Last week I wrote about Mental Health Awareness Day and why — as someone whose family life has been irrevocably altered by long term acute psychiatric illness — the whole thing drives me nuts, in spite of the fact that I am about to qualify as a cognitive behavioural hypnotherapist.
The piece prompted a fascinating response so I’ve temporarily taken down the pay wall so if you haven’t already feel free to take a look. A number of readers expressed outrage at the shameful state of the state psychiatric health and social care system and the continued stigma afflicting acute mental illness sufferers and their families.
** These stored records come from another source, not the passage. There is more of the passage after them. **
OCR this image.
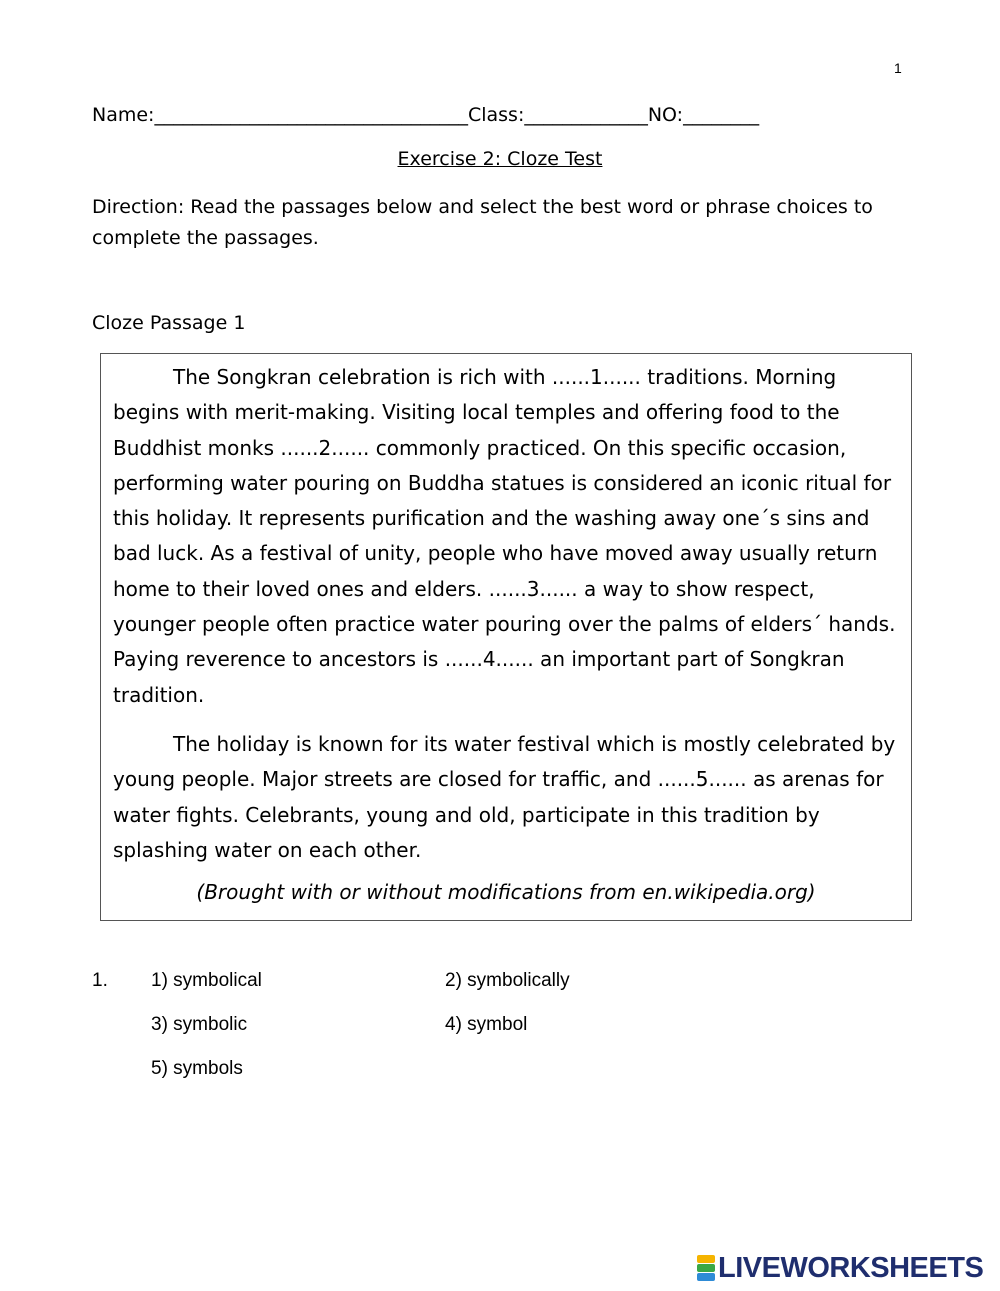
1
Name:_________________________________Class:_____________NO:________
Exercise 2: Cloze Test
Direction: Read the passages below and select the best word or phrase choices to complete the passages.
Cloze Passage 1

The Songkran celebration is rich with ......1...... traditions. Morning begins with merit-making. Visiting local temples and offering food to the Buddhist monks ......2...... commonly practiced. On this specific occasion, performing water pouring on Buddha statues is considered an iconic ritual for this holiday. It represents purification and the washing away one´s sins and bad luck. As a festival of unity, people who have moved away usually return home to their loved ones and elders. ......3...... a way to show respect, younger people often practice water pouring over the palms of elders´ hands. Paying reverence to ancestors is ......4...... an important part of Songkran tradition.

The holiday is known for its water festival which is mostly celebrated by young people. Major streets are closed for traffic, and ......5...... as arenas for water fights. Celebrants, young and old, participate in this tradition by splashing water on each other.

(Brought with or without modifications from en.wikipedia.org)
1. 1) symbolical	2) symbolically
3) symbolic	4) symbol
5) symbols
LIVEWORKSHEETS
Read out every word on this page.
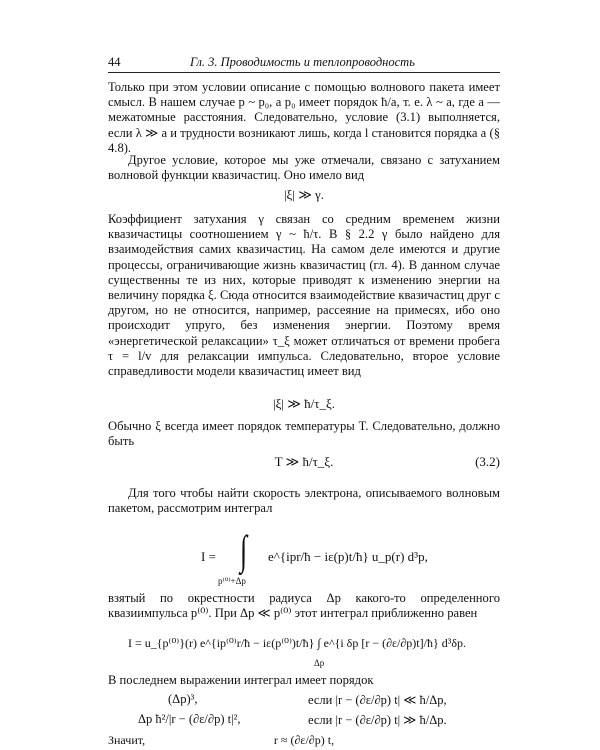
44	Гл. 3. Проводимость и теплопроводность
Только при этом условии описание с помощью волнового пакета имеет смысл. В нашем случае p ~ p₀, а p₀ имеет порядок ħ/a, т. е. λ ~ a, где a — межатомные расстояния. Следовательно, условие (3.1) выполняется, если λ ≫ a и трудности возникают лишь, когда l становится порядка a (§ 4.8).
Другое условие, которое мы уже отмечали, связано с затуханием волновой функции квазичастиц. Оно имело вид
|ξ| ≫ γ.
Коэффициент затухания γ связан со средним временем жизни квазичастицы соотношением γ ~ ħ/τ. В § 2.2 γ было найдено для взаимодействия самих квазичастиц. На самом деле имеются и другие процессы, ограничивающие жизнь квазичастиц (гл. 4). В данном случае существенны те из них, которые приводят к изменению энергии на величину порядка ξ. Сюда относится взаимодействие квазичастиц друг с другом, но не относится, например, рассеяние на примесях, ибо оно происходит упруго, без изменения энергии. Поэтому время «энергетической релаксации» τ_ξ может отличаться от времени пробега τ = l/v для релаксации импульса. Следовательно, второе условие справедливости модели квазичастиц имеет вид
|ξ| ≫ ħ/τ_ξ.
Обычно ξ всегда имеет порядок температуры T. Следовательно, должно быть
T ≫ ħ/τ_ξ.	(3.2)
Для того чтобы найти скорость электрона, описываемого волновым пакетом, рассмотрим интеграл
I = ∫ e^{ipr/ħ − iε(p)t/ħ} u_p(r) d³p,
p⁽⁰⁾+Δp
взятый по окрестности радиуса Δp какого-то определенного квазиимпульса p⁽⁰⁾. При Δp ≪ p⁽⁰⁾ этот интеграл приближенно равен
I = u_{p⁽⁰⁾}(r) e^{ip⁽⁰⁾r/ħ − iε(p⁽⁰⁾)t/ħ} ∫ e^{i δp [r − (∂ε/∂p)t]/ħ} d³δp.
Δp
В последнем выражении интеграл имеет порядок
(Δp)³,	если |r − (∂ε/∂p) t| ≪ ħ/Δp,
Δp ħ²/|r − (∂ε/∂p) t|²,	если |r − (∂ε/∂p) t| ≫ ħ/Δp.
Значит,	r ≈ (∂ε/∂p) t,
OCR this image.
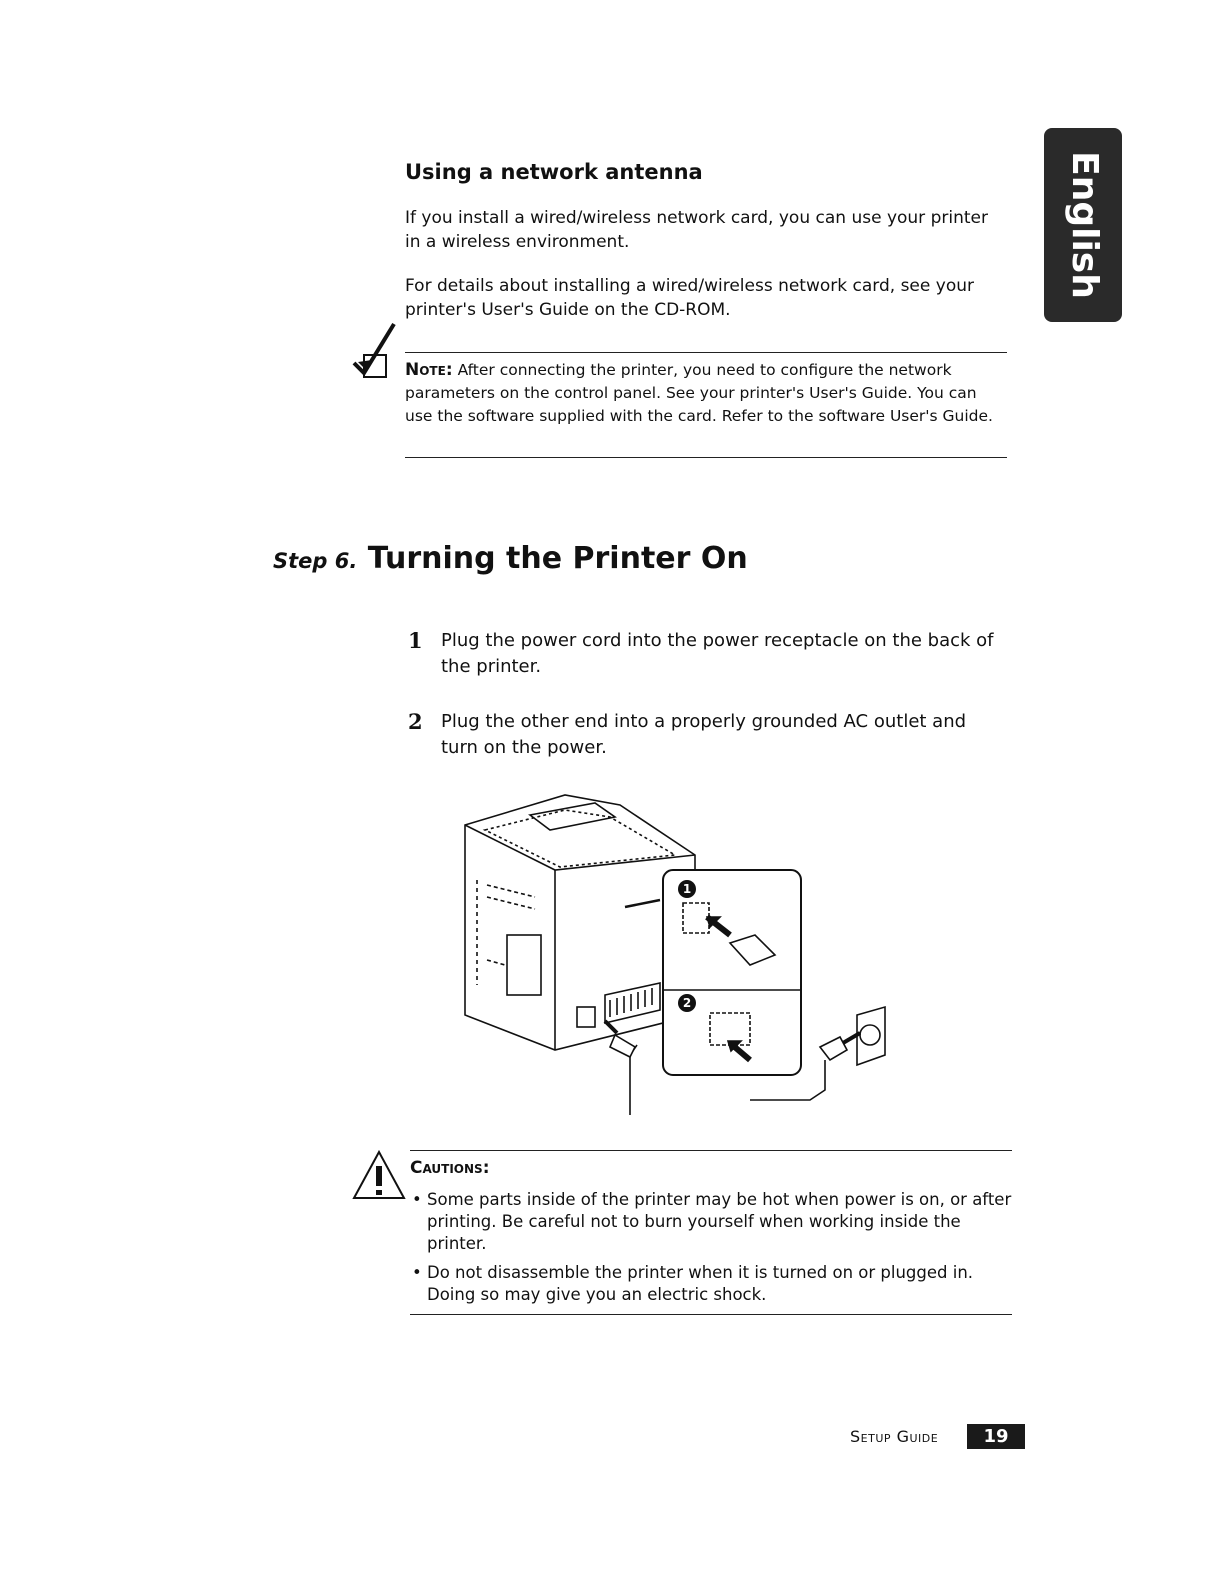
English
Using a network antenna
If you install a wired/wireless network card, you can use your printer in a wireless environment.
For details about installing a wired/wireless network card, see your printer's User's Guide on the CD-ROM.
Note: After connecting the printer, you need to configure the network parameters on the control panel. See your printer's User's Guide. You can use the software supplied with the card. Refer to the software User's Guide.
Step 6. Turning the Printer On
1 Plug the power cord into the power receptacle on the back of the printer.
2 Plug the other end into a properly grounded AC outlet and turn on the power.
1
2
Cautions:
• Some parts inside of the printer may be hot when power is on, or after printing. Be careful not to burn yourself when working inside the printer.
• Do not disassemble the printer when it is turned on or plugged in. Doing so may give you an electric shock.
Setup Guide	19
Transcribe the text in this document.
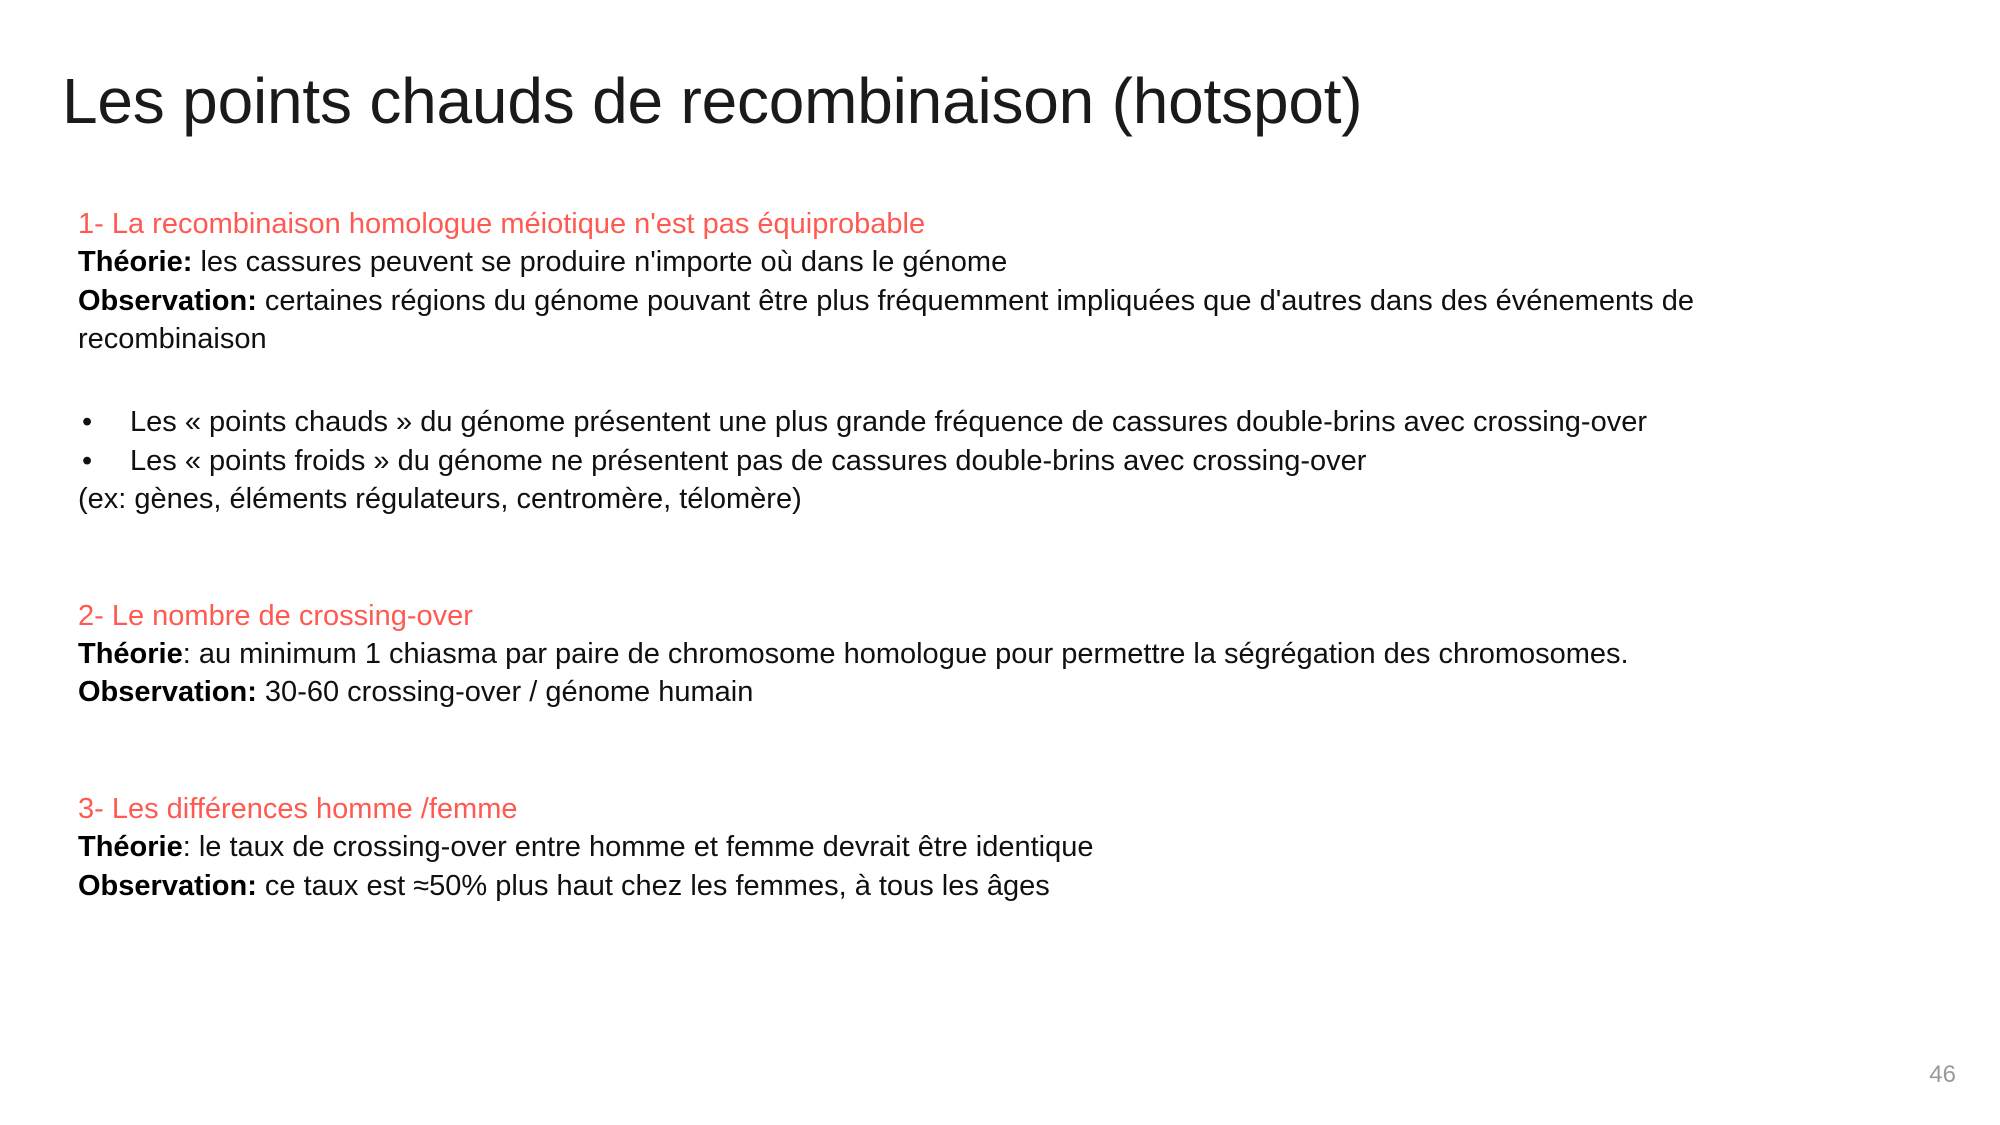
Les points chauds de recombinaison (hotspot)

1- La recombinaison homologue méiotique n'est pas équiprobable

Théorie: les cassures peuvent se produire n'importe où dans le génome

Observation: certaines régions du génome pouvant être plus fréquemment impliquées que d'autres dans des événements de

recombinaison

• Les « points chauds » du génome présentent une plus grande fréquence de cassures double-brins avec crossing-over
• Les « points froids » du génome ne présentent pas de cassures double-brins avec crossing-over

(ex: gènes, éléments régulateurs, centromère, télomère)

2- Le nombre de crossing-over

Théorie: au minimum 1 chiasma par paire de chromosome homologue pour permettre la ségrégation des chromosomes.

Observation: 30-60 crossing-over / génome humain

3- Les différences homme /femme

Théorie: le taux de crossing-over entre homme et femme devrait être identique

Observation: ce taux est ≈50% plus haut chez les femmes, à tous les âges

46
Empty awareness campaigns are useless at best and at worst, they are masking the problem and deepening it. Many of us are so busy trying to sing from the correct page in the Hymnbook of Tolerance we’ve become blind to the very real and obvious issues affecting our families and communities. Virtue signalling is the new opiate of the masses etc. etc. I’m reminded of this cultural blind spot every time I pop out to my local Tesco Metro for bread.
Five years ago, if you strolled in there on a Saturday or afternoon, there’d be six or seven staff at work. Three clerks behind the til, one manager answering the phone, maybe selling the odd lotto ticket and two or three others staff members unloading food and re-stocking shelves. The queue moved along swiftly and while everyone was in a hurry, customers and employees had enough time to make a bit of casual chit-chat. Abaayo, the Somali girl who working her way through dental school knew what kind of fags old Mr. Downey bought with his daily fifth of J&B, and so on. I’m not saying the place was heartwarming or friendly — it’s an over-lit Tesco Metro on a grim windswept strip of the Kilburn Lane, after all— but there was at least a whiff of humanity. Not these days.